Arun M. Kumar
Every year, on Mahatma Gandhi’s birth anniversary, I find myself reflecting on the lessons on leadership that are among his legacies.
Those who aspire to lead can learn from Gandhi that the most meaningful goal of leadership is to inspire. Not to demand or command, but to inspire. The leaders most respected for leaving their mark on the world, their countries, or their organizations have been those who have inspired people to act and perform.
What can we learn from Gandhi’s own development as a leader, one whose life and messages have been an enormous source of inspiration worldwide?
To inspire, one must be oneself inspired. Where did Gandhi find his wellsprings of inspiration?
Reading was one source. Gandhi read widely and deeply. Gandhi turned to the Gita, his true introduction to it came when he was in England, from Sir Edwin Arnold’s The Song Celestial. The Gita became his lifelong guide, and its message of duty and selfless action motivated his life. Gandhi read The New Testament and was drawn by the messages in the Sermon on the Mount. Indeed, his life’s mission can well be defined by the beatitudes of that sermon: supporting the poor and the weak, pursuing peace and kindness. He read and corresponded with Leo Tolstoy; they both shared a veneration for Socrates, Buddha and other thoughtful leaders. He found John Ruskin’s book “Unto This Last” to be transformative and translated it into Gujarati. Gandhi’s lessons of Sarvodaya, the welfare of all, came from Ruskin’s philosophy. Gandhi was inspired by the American transcendentalists, particularly Henry David Thoreau and Ralph Waldo Emerson whose writings shaped his concept of self-reliance.
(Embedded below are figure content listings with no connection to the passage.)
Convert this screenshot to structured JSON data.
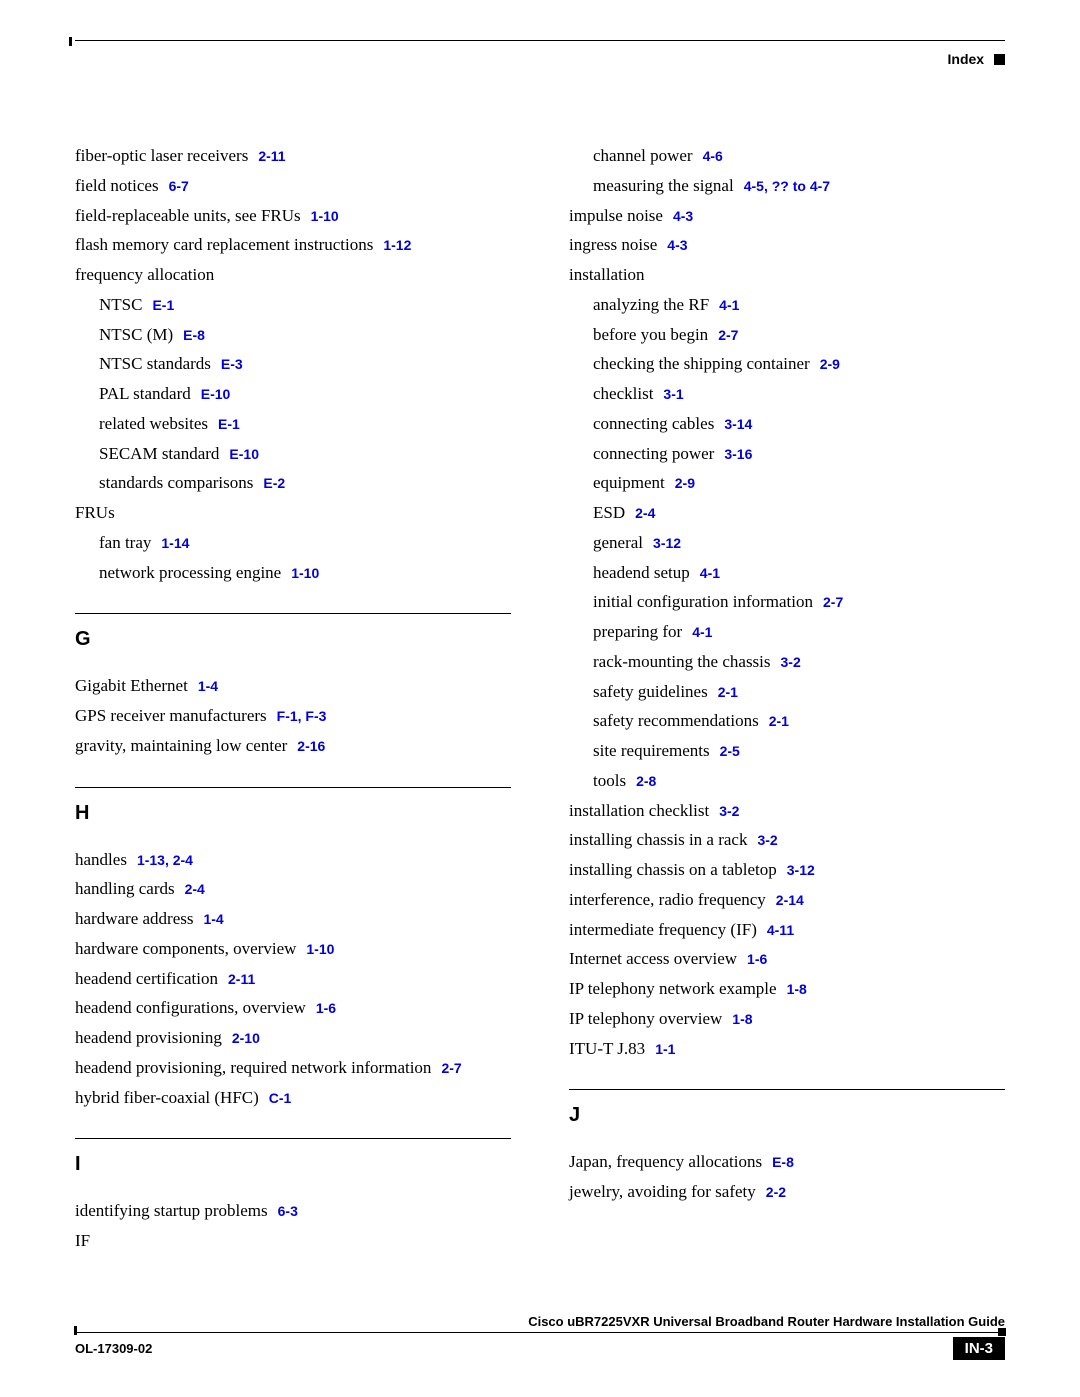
{
  "colors": {
    "link": "#0000d8",
    "text": "#000000",
    "bg": "#ffffff"
  },
  "header": {
    "label": "Index"
  },
  "footer": {
    "title": "Cisco uBR7225VXR Universal Broadband Router Hardware Installation Guide",
    "doc_id": "OL-17309-02",
    "page": "IN-3"
  },
  "left": {
    "pre": [
      {
        "t": "fiber-optic laser receivers",
        "r": "2-11"
      },
      {
        "t": "field notices",
        "r": "6-7"
      },
      {
        "t": "field-replaceable units, see FRUs",
        "r": "1-10"
      },
      {
        "t": "flash memory card replacement instructions",
        "r": "1-12"
      },
      {
        "t": "frequency allocation",
        "r": ""
      },
      {
        "t": "NTSC",
        "r": "E-1",
        "sub": true
      },
      {
        "t": "NTSC (M)",
        "r": "E-8",
        "sub": true
      },
      {
        "t": "NTSC standards",
        "r": "E-3",
        "sub": true
      },
      {
        "t": "PAL standard",
        "r": "E-10",
        "sub": true
      },
      {
        "t": "related websites",
        "r": "E-1",
        "sub": true
      },
      {
        "t": "SECAM standard",
        "r": "E-10",
        "sub": true
      },
      {
        "t": "standards comparisons",
        "r": "E-2",
        "sub": true
      },
      {
        "t": "FRUs",
        "r": ""
      },
      {
        "t": "fan tray",
        "r": "1-14",
        "sub": true
      },
      {
        "t": "network processing engine",
        "r": "1-10",
        "sub": true
      }
    ],
    "sections": [
      {
        "head": "G",
        "items": [
          {
            "t": "Gigabit Ethernet",
            "r": "1-4"
          },
          {
            "t": "GPS receiver manufacturers",
            "r": "F-1, F-3"
          },
          {
            "t": "gravity, maintaining low center",
            "r": "2-16"
          }
        ]
      },
      {
        "head": "H",
        "items": [
          {
            "t": "handles",
            "r": "1-13, 2-4"
          },
          {
            "t": "handling cards",
            "r": "2-4"
          },
          {
            "t": "hardware address",
            "r": "1-4"
          },
          {
            "t": "hardware components, overview",
            "r": "1-10"
          },
          {
            "t": "headend certification",
            "r": "2-11"
          },
          {
            "t": "headend configurations, overview",
            "r": "1-6"
          },
          {
            "t": "headend provisioning",
            "r": "2-10"
          },
          {
            "t": "headend provisioning, required network information",
            "r": "2-7"
          },
          {
            "t": "hybrid fiber-coaxial (HFC)",
            "r": "C-1"
          }
        ]
      },
      {
        "head": "I",
        "items": [
          {
            "t": "identifying startup problems",
            "r": "6-3"
          },
          {
            "t": "IF",
            "r": ""
          }
        ]
      }
    ]
  },
  "right": {
    "pre": [
      {
        "t": "channel power",
        "r": "4-6",
        "sub": true
      },
      {
        "t": "measuring the signal",
        "r": "4-5, ?? to 4-7",
        "sub": true
      },
      {
        "t": "impulse noise",
        "r": "4-3"
      },
      {
        "t": "ingress noise",
        "r": "4-3"
      },
      {
        "t": "installation",
        "r": ""
      },
      {
        "t": "analyzing the RF",
        "r": "4-1",
        "sub": true
      },
      {
        "t": "before you begin",
        "r": "2-7",
        "sub": true
      },
      {
        "t": "checking the shipping container",
        "r": "2-9",
        "sub": true
      },
      {
        "t": "checklist",
        "r": "3-1",
        "sub": true
      },
      {
        "t": "connecting cables",
        "r": "3-14",
        "sub": true
      },
      {
        "t": "connecting power",
        "r": "3-16",
        "sub": true
      },
      {
        "t": "equipment",
        "r": "2-9",
        "sub": true
      },
      {
        "t": "ESD",
        "r": "2-4",
        "sub": true
      },
      {
        "t": "general",
        "r": "3-12",
        "sub": true
      },
      {
        "t": "headend setup",
        "r": "4-1",
        "sub": true
      },
      {
        "t": "initial configuration information",
        "r": "2-7",
        "sub": true
      },
      {
        "t": "preparing for",
        "r": "4-1",
        "sub": true
      },
      {
        "t": "rack-mounting the chassis",
        "r": "3-2",
        "sub": true
      },
      {
        "t": "safety guidelines",
        "r": "2-1",
        "sub": true
      },
      {
        "t": "safety recommendations",
        "r": "2-1",
        "sub": true
      },
      {
        "t": "site requirements",
        "r": "2-5",
        "sub": true
      },
      {
        "t": "tools",
        "r": "2-8",
        "sub": true
      },
      {
        "t": "installation checklist",
        "r": "3-2"
      },
      {
        "t": "installing chassis in a rack",
        "r": "3-2"
      },
      {
        "t": "installing chassis on a tabletop",
        "r": "3-12"
      },
      {
        "t": "interference, radio frequency",
        "r": "2-14"
      },
      {
        "t": "intermediate frequency (IF)",
        "r": "4-11"
      },
      {
        "t": "Internet access overview",
        "r": "1-6"
      },
      {
        "t": "IP telephony network example",
        "r": "1-8"
      },
      {
        "t": "IP telephony overview",
        "r": "1-8"
      },
      {
        "t": "ITU-T J.83",
        "r": "1-1"
      }
    ],
    "sections": [
      {
        "head": "J",
        "items": [
          {
            "t": "Japan, frequency allocations",
            "r": "E-8"
          },
          {
            "t": "jewelry, avoiding for safety",
            "r": "2-2"
          }
        ]
      }
    ]
  }
}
Another source of learning came from interacting with people who were inspiring, some of them became his philosophical mentors. Gandhi famously saw Gopal Krishna Gokhale as his teacher. A less well-known guide to Gandhi was Shrimad Rajchandra, who he referred to as Raychandbhai. A diamond merchant in Bombay, Raychandbhai was also a poet and philosopher. Gandhi would write to him with questions that would be promptly responded to.
Gandhi surrounded himself with people who were themselves inspiring. His collaborators included thoughtful individuals of diverse backgrounds and of high intellect. Just a small sample: Sarojini Naidu the poet, Jawaharlal Nehru who was an extraordinary thinker and writer, Sardar Vallabhbhai who was an accomplished lawyer, and Charlie Andrews, the educator and Christian missionary.
What made Gandhi inspiring?
Most importantly, he had a clear, bold, and unselfish mission. He aimed to make India free of foreign rule and to rid it of division and discrimination. This was a mission that was not about him. When India attained freedom, he resigned his four-anna membership of the Indian National Congress. He did not seek power or position in independent India.
Gandhi captured the imagination of people and unified them. The Dandi march was an early example of a simple act, of taking salt from the sea, that became a dramatic symbol of defiance against unjust rule. His encouragement of khadi, and images of him spinning cotton, sent a clear message of resisting British products as millions of women took to spinning and weaving handloom cotton in solidarity.
He was authentic, he did as he said. He wrote, “My life is my message.” His integrity was never in doubt. When he made a mistake, he owned up to it and undertook acts of penitence to underscore his accountability.
Gandhi was courageous, physically, and mentally. In the cause of his goals, he was willing to be physically assaulted, to subject himself to ordeals like fasting. Mentally, of course, he stood up to the powerful United Kingdom, then rulers of India.
Gandhi conducted himself in politics with decency and grace that invoked respect. He was respectful in his dealings with both friends and adversaries. In a letter to President Franklin Delano Roosevelt, in July 1942, when he wrote that the British should “unreservedly….and immediately withdraw their rule”, and unambiguously stated his “intense dislike of British rule,” he also mentioned “the good wishes” he had for Great Britain and his “numerous personal friends in England who I love as dearly as my own people.”
Gandhi’s messages and actions inspired generations of leaders and change-makers the world over. Martin Luther King Jr. adopted methods of non-violent protest and wrote of how Gandhi had influenced his own activism. He saw how Gandhi’s satyagraha was a way to use truth and love to fight oppression. Shortly after the successful Montgomery Bus Boycott in 1956, King declared that “Christ showed us the way, and Gandhi in India showed it could work.”
Former US President Barack Obama, who had a portrait of Mahatma Gandhi in his Senate office, has written, “As a young man, I’d studied his writings and found him giving voice to some of my deepest instincts…. More than anything, though, my fascination with India had to do with Mahatma Gandhi. Along with Lincoln, King, and Mandela, Gandhi had profoundly influenced my thinking.”